The issues that occurred in the rising markets in the 1990s were primarily due to:

a. Real-world economic issues are accurately reflected in financial markets: This means that any economic problems happening in the real world, such as inflation, unemployment, or political instability, will have a direct impact on the financial markets. If the economy is doing well, the markets will reflect this by increasing in value. Conversely, if the economy is doing poorly, the markets will reflect this by decreasing in value.

b. The "tiger" economies of Asia fell apart: The "tiger" economies refer to the economies of Hong Kong, Singapore, South Korea, and Taiwan. These economies experienced rapid growth and industrialization from the 1960s to the 1990s. However, in the late 1990s, these economies experienced a severe financial crisis that led to a sharp economic downturn.

c.

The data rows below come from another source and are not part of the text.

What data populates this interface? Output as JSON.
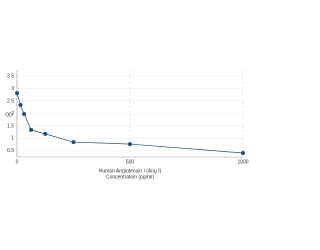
{
  "chart_data": {
    "type": "line",
    "x_label": "Human Angiotensin I (Ang I)",
    "x_label2": "Concentration (pg/ml)",
    "y_label": "OD",
    "x": [
      0,
      15.6,
      31.25,
      62.5,
      125,
      250,
      500,
      1000
    ],
    "series": [
      {
        "color": "#1f4e79",
        "values": [
          2.82,
          2.34,
          1.98,
          1.34,
          1.18,
          0.85,
          0.77,
          0.41
        ]
      }
    ],
    "xlim": [
      0,
      1000
    ],
    "xticks": [
      0,
      500,
      1000
    ],
    "ylim": [
      0.25,
      3.75
    ],
    "yticks": [
      0.5,
      1,
      1.5,
      2,
      2.5,
      3,
      3.5
    ],
    "grid": true
  }
}
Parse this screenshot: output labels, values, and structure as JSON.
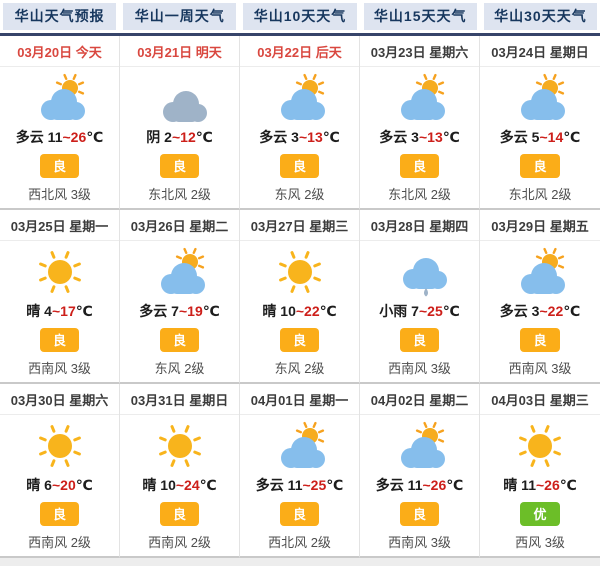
{
  "tabs": [
    {
      "label": "华山天气预报"
    },
    {
      "label": "华山一周天气"
    },
    {
      "label": "华山10天天气"
    },
    {
      "label": "华山15天天气"
    },
    {
      "label": "华山30天天气"
    }
  ],
  "colors": {
    "tab_bg": "#dee4f0",
    "tab_text": "#17375e",
    "tab_underline": "#36446a",
    "date_red": "#d9473f",
    "temp_high_red": "#cd1f1a",
    "aqi_good": "#fbad18",
    "aqi_excellent": "#6cbe28",
    "cloud_blue": "#86beec",
    "cloud_gray": "#9fb3c8",
    "sun_yellow": "#f8b41c"
  },
  "aqi_colors": {
    "良": "#fbad18",
    "优": "#6cbe28"
  },
  "cards": [
    {
      "date": "03月20日",
      "day": "今天",
      "date_red": true,
      "icon": "partly-cloudy",
      "cond": "多云",
      "low": "11",
      "tilde": "~",
      "high": "26",
      "unit": "℃",
      "aqi": "良",
      "wind": "西北风 3级"
    },
    {
      "date": "03月21日",
      "day": "明天",
      "date_red": true,
      "icon": "overcast",
      "cond": "阴",
      "low": "2",
      "tilde": "~",
      "high": "12",
      "unit": "℃",
      "aqi": "良",
      "wind": "东北风 2级"
    },
    {
      "date": "03月22日",
      "day": "后天",
      "date_red": true,
      "icon": "partly-cloudy",
      "cond": "多云",
      "low": "3",
      "tilde": "~",
      "high": "13",
      "unit": "℃",
      "aqi": "良",
      "wind": "东风 2级"
    },
    {
      "date": "03月23日",
      "day": "星期六",
      "date_red": false,
      "icon": "partly-cloudy",
      "cond": "多云",
      "low": "3",
      "tilde": "~",
      "high": "13",
      "unit": "℃",
      "aqi": "良",
      "wind": "东北风 2级"
    },
    {
      "date": "03月24日",
      "day": "星期日",
      "date_red": false,
      "icon": "partly-cloudy",
      "cond": "多云",
      "low": "5",
      "tilde": "~",
      "high": "14",
      "unit": "℃",
      "aqi": "良",
      "wind": "东北风 2级"
    },
    {
      "date": "03月25日",
      "day": "星期一",
      "date_red": false,
      "icon": "sunny",
      "cond": "晴",
      "low": "4",
      "tilde": "~",
      "high": "17",
      "unit": "℃",
      "aqi": "良",
      "wind": "西南风 3级"
    },
    {
      "date": "03月26日",
      "day": "星期二",
      "date_red": false,
      "icon": "partly-cloudy",
      "cond": "多云",
      "low": "7",
      "tilde": "~",
      "high": "19",
      "unit": "℃",
      "aqi": "良",
      "wind": "东风 2级"
    },
    {
      "date": "03月27日",
      "day": "星期三",
      "date_red": false,
      "icon": "sunny",
      "cond": "晴",
      "low": "10",
      "tilde": "~",
      "high": "22",
      "unit": "℃",
      "aqi": "良",
      "wind": "东风 2级"
    },
    {
      "date": "03月28日",
      "day": "星期四",
      "date_red": false,
      "icon": "rain",
      "cond": "小雨",
      "low": "7",
      "tilde": "~",
      "high": "25",
      "unit": "℃",
      "aqi": "良",
      "wind": "西南风 3级"
    },
    {
      "date": "03月29日",
      "day": "星期五",
      "date_red": false,
      "icon": "partly-cloudy",
      "cond": "多云",
      "low": "3",
      "tilde": "~",
      "high": "22",
      "unit": "℃",
      "aqi": "良",
      "wind": "西南风 3级"
    },
    {
      "date": "03月30日",
      "day": "星期六",
      "date_red": false,
      "icon": "sunny",
      "cond": "晴",
      "low": "6",
      "tilde": "~",
      "high": "20",
      "unit": "℃",
      "aqi": "良",
      "wind": "西南风 2级"
    },
    {
      "date": "03月31日",
      "day": "星期日",
      "date_red": false,
      "icon": "sunny",
      "cond": "晴",
      "low": "10",
      "tilde": "~",
      "high": "24",
      "unit": "℃",
      "aqi": "良",
      "wind": "西南风 2级"
    },
    {
      "date": "04月01日",
      "day": "星期一",
      "date_red": false,
      "icon": "partly-cloudy",
      "cond": "多云",
      "low": "11",
      "tilde": "~",
      "high": "25",
      "unit": "℃",
      "aqi": "良",
      "wind": "西北风 2级"
    },
    {
      "date": "04月02日",
      "day": "星期二",
      "date_red": false,
      "icon": "partly-cloudy",
      "cond": "多云",
      "low": "11",
      "tilde": "~",
      "high": "26",
      "unit": "℃",
      "aqi": "良",
      "wind": "西南风 3级"
    },
    {
      "date": "04月03日",
      "day": "星期三",
      "date_red": false,
      "icon": "sunny",
      "cond": "晴",
      "low": "11",
      "tilde": "~",
      "high": "26",
      "unit": "℃",
      "aqi": "优",
      "wind": "西风 3级"
    }
  ]
}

Asian economies' exports fell precipitously as a result of the appreciation of Asian currencies: When a currency appreciates, it becomes more expensive relative to other currencies. This makes the country's exports more expensive and less competitive, leading to a decrease in exports. This happened to many Asian economies in the 1990s, which led to a decrease in their economic growth.

d. Investors frequently experience a temporary increase in risk aversion due to losses in one market: When investors experience losses in one market, they often become more risk-averse and are less willing to invest in other markets. This can lead to a decrease in investment and economic growth. This happened in the 1990s when investors experienced losses in the Asian markets and became more risk-averse.